What has David Simon, writer-creator of HBO's brilliant "The Wire," done for us lately? He's given HBO perhaps the most serious offering of the summer: a gritty seven-part miniseries called "Generation Kill," about Marines in the first 40 days of the Iraq war, known then as "Operation Iraqi Freedom." Premieres July 13.

Most fervently fit

For the middle-age body-conscious, Holly Hunter is always posing and flexing on TNT's "Saving Grace," a series that questions the character's lack of faith. Unclear whether she puts her faith in acting or Pilates.
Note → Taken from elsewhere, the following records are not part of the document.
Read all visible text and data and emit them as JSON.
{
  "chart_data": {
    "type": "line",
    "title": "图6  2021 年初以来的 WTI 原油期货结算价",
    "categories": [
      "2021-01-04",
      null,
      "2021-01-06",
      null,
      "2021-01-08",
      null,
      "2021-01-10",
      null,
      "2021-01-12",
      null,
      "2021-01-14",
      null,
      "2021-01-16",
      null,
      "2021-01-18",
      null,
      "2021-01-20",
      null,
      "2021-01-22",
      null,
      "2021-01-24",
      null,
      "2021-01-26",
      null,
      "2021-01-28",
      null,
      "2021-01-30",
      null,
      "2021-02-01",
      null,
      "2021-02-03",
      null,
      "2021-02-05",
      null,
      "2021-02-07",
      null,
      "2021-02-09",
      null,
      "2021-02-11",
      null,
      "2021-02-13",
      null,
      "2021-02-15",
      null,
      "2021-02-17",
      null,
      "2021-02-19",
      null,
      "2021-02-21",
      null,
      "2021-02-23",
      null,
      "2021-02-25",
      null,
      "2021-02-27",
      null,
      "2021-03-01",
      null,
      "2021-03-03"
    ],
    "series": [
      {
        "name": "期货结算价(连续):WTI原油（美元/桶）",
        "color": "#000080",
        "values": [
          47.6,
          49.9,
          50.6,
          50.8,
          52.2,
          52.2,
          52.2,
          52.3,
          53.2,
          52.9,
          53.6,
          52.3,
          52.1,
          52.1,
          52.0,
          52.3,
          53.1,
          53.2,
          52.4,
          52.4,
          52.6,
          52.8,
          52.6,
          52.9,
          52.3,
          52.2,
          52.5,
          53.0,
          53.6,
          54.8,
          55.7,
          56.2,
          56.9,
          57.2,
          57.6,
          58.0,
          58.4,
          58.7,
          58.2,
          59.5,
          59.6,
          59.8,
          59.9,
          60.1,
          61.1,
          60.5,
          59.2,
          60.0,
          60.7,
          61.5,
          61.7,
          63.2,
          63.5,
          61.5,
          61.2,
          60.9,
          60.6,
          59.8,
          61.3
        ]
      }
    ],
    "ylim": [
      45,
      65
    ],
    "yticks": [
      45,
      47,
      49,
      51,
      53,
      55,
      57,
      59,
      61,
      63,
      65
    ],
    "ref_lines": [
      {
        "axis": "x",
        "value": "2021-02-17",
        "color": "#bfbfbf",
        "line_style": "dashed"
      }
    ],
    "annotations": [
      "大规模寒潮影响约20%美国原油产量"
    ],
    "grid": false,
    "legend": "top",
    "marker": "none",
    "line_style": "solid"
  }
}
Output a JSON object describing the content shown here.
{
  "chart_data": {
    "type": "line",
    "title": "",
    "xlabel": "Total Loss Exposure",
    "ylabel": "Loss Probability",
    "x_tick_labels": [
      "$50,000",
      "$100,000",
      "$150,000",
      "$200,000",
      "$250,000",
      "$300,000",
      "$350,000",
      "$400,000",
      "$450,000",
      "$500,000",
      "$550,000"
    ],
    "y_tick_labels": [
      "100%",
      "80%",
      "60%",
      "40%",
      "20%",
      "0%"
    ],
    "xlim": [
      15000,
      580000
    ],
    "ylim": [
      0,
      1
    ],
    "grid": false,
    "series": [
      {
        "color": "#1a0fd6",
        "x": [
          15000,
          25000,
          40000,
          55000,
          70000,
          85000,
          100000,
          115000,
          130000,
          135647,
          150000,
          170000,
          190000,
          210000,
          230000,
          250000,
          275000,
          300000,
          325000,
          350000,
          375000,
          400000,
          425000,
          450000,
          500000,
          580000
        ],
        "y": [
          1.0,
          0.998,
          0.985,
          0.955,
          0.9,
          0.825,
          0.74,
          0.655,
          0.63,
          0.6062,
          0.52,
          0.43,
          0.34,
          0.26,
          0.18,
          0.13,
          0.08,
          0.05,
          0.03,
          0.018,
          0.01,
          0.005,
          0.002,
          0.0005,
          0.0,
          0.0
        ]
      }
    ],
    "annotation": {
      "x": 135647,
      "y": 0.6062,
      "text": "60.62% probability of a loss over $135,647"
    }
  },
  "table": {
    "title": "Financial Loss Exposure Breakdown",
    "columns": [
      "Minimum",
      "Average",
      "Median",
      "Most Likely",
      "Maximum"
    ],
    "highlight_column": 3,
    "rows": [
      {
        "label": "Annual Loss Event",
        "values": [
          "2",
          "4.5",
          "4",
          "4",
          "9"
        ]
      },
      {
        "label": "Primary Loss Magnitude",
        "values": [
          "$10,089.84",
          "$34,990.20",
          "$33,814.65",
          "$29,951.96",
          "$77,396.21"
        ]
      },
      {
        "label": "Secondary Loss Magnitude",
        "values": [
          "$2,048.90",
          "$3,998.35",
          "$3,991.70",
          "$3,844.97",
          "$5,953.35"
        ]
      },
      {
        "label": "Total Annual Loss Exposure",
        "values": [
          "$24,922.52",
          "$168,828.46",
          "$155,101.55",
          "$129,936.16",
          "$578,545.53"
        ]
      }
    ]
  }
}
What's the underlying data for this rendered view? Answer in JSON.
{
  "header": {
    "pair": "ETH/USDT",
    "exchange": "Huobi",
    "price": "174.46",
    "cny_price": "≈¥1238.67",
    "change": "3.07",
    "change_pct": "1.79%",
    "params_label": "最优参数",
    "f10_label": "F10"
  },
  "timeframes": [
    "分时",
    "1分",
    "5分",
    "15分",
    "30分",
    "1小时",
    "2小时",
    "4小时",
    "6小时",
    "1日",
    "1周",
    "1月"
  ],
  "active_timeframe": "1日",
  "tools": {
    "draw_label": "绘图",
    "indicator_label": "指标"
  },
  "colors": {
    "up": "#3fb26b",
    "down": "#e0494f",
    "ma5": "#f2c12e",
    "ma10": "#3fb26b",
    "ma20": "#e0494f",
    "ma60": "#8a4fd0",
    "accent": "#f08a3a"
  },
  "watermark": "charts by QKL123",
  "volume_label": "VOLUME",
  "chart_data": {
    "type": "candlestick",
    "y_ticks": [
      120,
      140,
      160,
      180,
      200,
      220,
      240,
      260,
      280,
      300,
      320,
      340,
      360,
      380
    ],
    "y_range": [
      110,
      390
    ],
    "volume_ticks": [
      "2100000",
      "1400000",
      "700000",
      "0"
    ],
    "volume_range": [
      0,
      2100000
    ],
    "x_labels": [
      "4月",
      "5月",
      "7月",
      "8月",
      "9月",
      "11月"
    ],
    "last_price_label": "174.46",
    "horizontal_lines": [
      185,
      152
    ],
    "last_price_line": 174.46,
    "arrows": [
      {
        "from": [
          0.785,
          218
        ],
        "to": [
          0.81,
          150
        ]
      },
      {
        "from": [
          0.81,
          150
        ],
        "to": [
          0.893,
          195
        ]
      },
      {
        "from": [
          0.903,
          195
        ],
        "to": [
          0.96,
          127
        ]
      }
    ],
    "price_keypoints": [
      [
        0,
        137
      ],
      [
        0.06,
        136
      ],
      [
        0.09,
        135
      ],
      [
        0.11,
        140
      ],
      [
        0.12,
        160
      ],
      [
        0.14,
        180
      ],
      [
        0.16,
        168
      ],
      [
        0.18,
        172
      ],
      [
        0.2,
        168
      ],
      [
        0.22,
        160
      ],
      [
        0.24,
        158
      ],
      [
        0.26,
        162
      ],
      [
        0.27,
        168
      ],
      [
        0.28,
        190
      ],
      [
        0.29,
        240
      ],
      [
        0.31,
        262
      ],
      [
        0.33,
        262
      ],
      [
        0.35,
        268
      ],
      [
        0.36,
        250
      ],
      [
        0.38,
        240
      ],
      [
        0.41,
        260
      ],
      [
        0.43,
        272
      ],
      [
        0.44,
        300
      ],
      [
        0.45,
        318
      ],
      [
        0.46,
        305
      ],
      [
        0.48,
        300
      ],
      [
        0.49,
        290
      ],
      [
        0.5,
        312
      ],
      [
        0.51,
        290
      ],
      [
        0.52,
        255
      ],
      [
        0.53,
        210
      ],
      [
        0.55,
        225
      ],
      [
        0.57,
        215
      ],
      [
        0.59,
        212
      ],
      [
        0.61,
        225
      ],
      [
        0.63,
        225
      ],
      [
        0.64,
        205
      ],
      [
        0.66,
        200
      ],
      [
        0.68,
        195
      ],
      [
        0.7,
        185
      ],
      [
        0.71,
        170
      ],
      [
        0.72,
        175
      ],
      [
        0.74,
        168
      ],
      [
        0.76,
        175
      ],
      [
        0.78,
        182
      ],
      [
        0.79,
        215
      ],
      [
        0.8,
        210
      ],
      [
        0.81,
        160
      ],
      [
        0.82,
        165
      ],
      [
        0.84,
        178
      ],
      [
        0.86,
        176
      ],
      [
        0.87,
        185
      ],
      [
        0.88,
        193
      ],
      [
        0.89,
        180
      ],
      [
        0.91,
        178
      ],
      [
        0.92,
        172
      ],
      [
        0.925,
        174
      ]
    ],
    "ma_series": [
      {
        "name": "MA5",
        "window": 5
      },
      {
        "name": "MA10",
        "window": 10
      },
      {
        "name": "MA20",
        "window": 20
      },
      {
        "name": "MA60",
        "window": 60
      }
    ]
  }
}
Returning July 14.

J.J. to the rescue

Fox will launch a new serial from J.J. Abrams ("Lost") on Aug. 26. "Fringe" is a dark paranormal hour on the order of "X-Files," launching with a two-hour pilot.

The swingin'est

CBS is pushing the limit, spicing its stodgy reputation with a steamy look at wife-swapping suburbia in the '70s. "Swingtown," already on the air on Thursdays, is a fun return to the bad clothes, eight-track tapes, rampant recreational drug use and other confusion of the period.

The doggiest

CBS has 12 teams of dogs and owners competing for the title of "Greatest American Dog," premiering July 10. Both pageant winners and regular dog lovers compete. Go schnauzers!